Kay is currently showing many of these works at Gilman Contemporary in Ketchum, including works of symmetrical park pathways in Luxembourg, St. Tropez, Paris, Australia and Italy.
“Most of my metro works are taken in Paris because the metro has such a history there. I love architecture and what I love about metros is that they’re a place where people are passing in space. I love the movement,” she said pointing out one work that indeed captures the movement.
“I also like the psychology of being underground, but I want to focus on the brightness not the dark. There’s a universality to metros—anyone can go there. And the spaces are always changing.”
Laurie Victor Kay knew she would be a photographer from the time she received her first camera at 14. She studied painting at the School of the Art Institute of Chicago and photography at Columbia College in Chicago.

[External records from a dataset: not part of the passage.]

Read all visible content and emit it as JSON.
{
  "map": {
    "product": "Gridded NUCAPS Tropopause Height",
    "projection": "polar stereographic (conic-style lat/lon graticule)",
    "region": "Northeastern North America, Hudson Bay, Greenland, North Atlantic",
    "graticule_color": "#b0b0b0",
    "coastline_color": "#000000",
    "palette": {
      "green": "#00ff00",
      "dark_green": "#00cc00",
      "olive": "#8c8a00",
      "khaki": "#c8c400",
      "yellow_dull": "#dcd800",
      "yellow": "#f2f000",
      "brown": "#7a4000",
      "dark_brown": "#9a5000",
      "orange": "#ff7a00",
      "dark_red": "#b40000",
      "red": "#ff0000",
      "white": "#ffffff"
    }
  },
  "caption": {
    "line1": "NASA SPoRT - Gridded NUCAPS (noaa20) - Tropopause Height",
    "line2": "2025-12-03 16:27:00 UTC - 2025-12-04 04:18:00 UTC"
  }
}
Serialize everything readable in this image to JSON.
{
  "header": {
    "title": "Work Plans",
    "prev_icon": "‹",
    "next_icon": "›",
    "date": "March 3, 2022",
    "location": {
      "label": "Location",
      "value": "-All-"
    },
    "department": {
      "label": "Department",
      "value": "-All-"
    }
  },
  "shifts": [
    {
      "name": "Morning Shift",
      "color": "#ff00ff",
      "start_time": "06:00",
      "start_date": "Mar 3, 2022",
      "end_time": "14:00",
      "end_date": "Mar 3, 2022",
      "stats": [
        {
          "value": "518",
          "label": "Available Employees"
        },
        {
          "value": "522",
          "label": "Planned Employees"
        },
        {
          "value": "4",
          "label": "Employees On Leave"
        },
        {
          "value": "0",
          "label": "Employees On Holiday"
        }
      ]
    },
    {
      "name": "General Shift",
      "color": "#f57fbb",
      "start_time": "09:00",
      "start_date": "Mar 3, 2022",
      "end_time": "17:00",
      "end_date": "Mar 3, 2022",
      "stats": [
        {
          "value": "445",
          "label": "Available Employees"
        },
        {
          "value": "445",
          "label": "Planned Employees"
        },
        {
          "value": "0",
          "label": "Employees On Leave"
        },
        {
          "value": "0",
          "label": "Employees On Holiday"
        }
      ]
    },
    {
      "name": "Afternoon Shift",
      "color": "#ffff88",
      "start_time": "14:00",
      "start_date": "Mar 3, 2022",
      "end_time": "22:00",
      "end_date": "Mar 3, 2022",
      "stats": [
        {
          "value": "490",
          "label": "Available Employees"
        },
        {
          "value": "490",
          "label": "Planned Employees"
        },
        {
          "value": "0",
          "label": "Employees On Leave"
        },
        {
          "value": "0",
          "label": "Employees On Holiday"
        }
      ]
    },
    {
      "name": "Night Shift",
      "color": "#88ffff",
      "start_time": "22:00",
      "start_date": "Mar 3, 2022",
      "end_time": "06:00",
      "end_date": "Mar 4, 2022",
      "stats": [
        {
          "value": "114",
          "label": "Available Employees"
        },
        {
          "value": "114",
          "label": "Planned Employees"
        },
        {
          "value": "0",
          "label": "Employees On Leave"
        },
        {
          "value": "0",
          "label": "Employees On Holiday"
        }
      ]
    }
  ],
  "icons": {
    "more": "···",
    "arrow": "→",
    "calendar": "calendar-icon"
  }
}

She met her husband in a photo studio in 1996, and the two have been globe trotting ever since, looking for images that stir their creative juices.
They’re particularly captivated by the grandeur of places like Paris. They train their lenses on the details of staircases in theaters and balconies in cathedrals—things others might not notice while taking in the big picture.
Their list of clients include Fortune 500 corporations and celebrity foundations, including the Tiger Woods Foundation, Nike, Proctor and Gamble, Warren Buffett and AT&T. Many of their clients are captivated by the soothing symmetry of pathways that Victor Kay creates in celebrated public parks across the work.
In Thailand, where Charles Kay’s family is from, she took the branches of a rain tree, noted for its umbrella-shaped crown, and created a perfect symmetry with the branches reaching out to one another, creating a canopy.
“Where they meet is where the magical perfection takes place,” she said.
“These pathways do not feel manipulated –they feel like a place I want to be,” she added. “I like the journey aspect. It’s a way to create this path I want viewers to enter. It’s just an interesting way to look at the world.”
Kay is working on a number of new things. She’s working with the color blue in a line of work she calls Bleu on Blue, trying to see how many different ways she can push color. She’s experimenting with more abstraction and she’s utilizing cut paper in assemblage.
“I’m also working on pieces that show water and waves in slow motion,” she said. “I’m a surfer so I spend a lot of time in the water.”